What should I expect?

Everyone responds to TDN a little differently. You generally do not feel the needle being inserted until a trigger point is found. Yes the sensation is uncomfortable, but some even go as far as to say it doesn’t hurt as bad as when their therapist uses their hands. I can’t give a blanket statement on how you will feel during or after TDN because everyone is different. If nothing else you should expect to be sore. I always attempt to explain the feeling as one similar to the soreness you feel after a really hard work out. With that being said, the actual pain being treated should be less immediately following TDN. The associated soreness typically wears off within 24-48 hours.

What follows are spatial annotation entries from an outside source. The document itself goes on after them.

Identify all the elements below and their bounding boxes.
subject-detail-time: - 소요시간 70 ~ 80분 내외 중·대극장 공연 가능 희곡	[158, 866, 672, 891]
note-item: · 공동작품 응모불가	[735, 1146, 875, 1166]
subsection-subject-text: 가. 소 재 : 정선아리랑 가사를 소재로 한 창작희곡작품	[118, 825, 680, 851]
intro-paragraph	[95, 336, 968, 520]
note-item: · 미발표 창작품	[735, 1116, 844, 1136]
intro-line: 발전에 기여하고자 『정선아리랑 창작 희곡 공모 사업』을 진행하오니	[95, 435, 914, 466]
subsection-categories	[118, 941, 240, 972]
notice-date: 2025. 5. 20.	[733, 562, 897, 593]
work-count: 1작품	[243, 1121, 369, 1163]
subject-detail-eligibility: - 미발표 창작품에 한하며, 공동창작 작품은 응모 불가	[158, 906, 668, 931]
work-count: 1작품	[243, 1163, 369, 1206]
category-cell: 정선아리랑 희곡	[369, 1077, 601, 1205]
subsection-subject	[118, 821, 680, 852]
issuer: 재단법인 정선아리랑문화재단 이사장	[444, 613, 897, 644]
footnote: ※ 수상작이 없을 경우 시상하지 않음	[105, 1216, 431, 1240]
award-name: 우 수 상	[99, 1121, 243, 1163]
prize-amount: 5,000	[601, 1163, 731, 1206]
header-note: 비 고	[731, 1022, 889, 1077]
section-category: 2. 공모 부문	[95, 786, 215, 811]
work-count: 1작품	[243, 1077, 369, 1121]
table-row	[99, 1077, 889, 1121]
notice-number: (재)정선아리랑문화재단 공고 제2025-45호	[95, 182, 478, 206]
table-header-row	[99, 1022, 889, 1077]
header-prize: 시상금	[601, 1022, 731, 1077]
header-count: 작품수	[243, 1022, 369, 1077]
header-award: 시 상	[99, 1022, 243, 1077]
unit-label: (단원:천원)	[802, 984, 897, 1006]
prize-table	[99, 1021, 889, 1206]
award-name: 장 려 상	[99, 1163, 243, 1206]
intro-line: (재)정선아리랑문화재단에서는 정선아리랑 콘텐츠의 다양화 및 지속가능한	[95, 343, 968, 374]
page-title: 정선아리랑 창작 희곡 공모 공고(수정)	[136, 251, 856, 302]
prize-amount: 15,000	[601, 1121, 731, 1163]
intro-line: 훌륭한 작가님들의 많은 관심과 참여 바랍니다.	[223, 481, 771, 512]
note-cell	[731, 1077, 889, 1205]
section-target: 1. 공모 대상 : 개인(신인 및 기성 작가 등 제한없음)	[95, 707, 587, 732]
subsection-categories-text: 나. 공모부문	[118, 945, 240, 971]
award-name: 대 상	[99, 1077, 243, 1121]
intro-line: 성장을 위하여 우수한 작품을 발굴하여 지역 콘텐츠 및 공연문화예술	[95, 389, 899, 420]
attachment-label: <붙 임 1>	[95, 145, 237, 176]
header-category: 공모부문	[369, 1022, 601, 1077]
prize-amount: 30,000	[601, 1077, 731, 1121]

I have completed TDN, now what?

Once the soreness begins wearing off you will start noticing the full effectiveness of TDN such as improved mobility and decreased pain. While the positive outcome can be permanent, TDN is just a small component to your plan of care with therapy. Some issues require a few sessions of needling and others may only require one session of needling followed up by other techniques such as manual therapy, stretching, and strengthening to correct what may have caused the trigger point to begin with.

While it is not a “cure all”, TDN can be an effective adjunct to your rehabilitation process. If you have an orthopedic condition speak with your practitioner to determine if TDN is right for you!

1ALVAREZ, David J., D.O., and ROCKWELL, Pamela G., D.O., University of Michigan Medical School, Ann Arbor, Michigan. Trigger Points: Diagnosis and Management. Am Fam Physician. 2002 Feb 15; 65(4):653-661.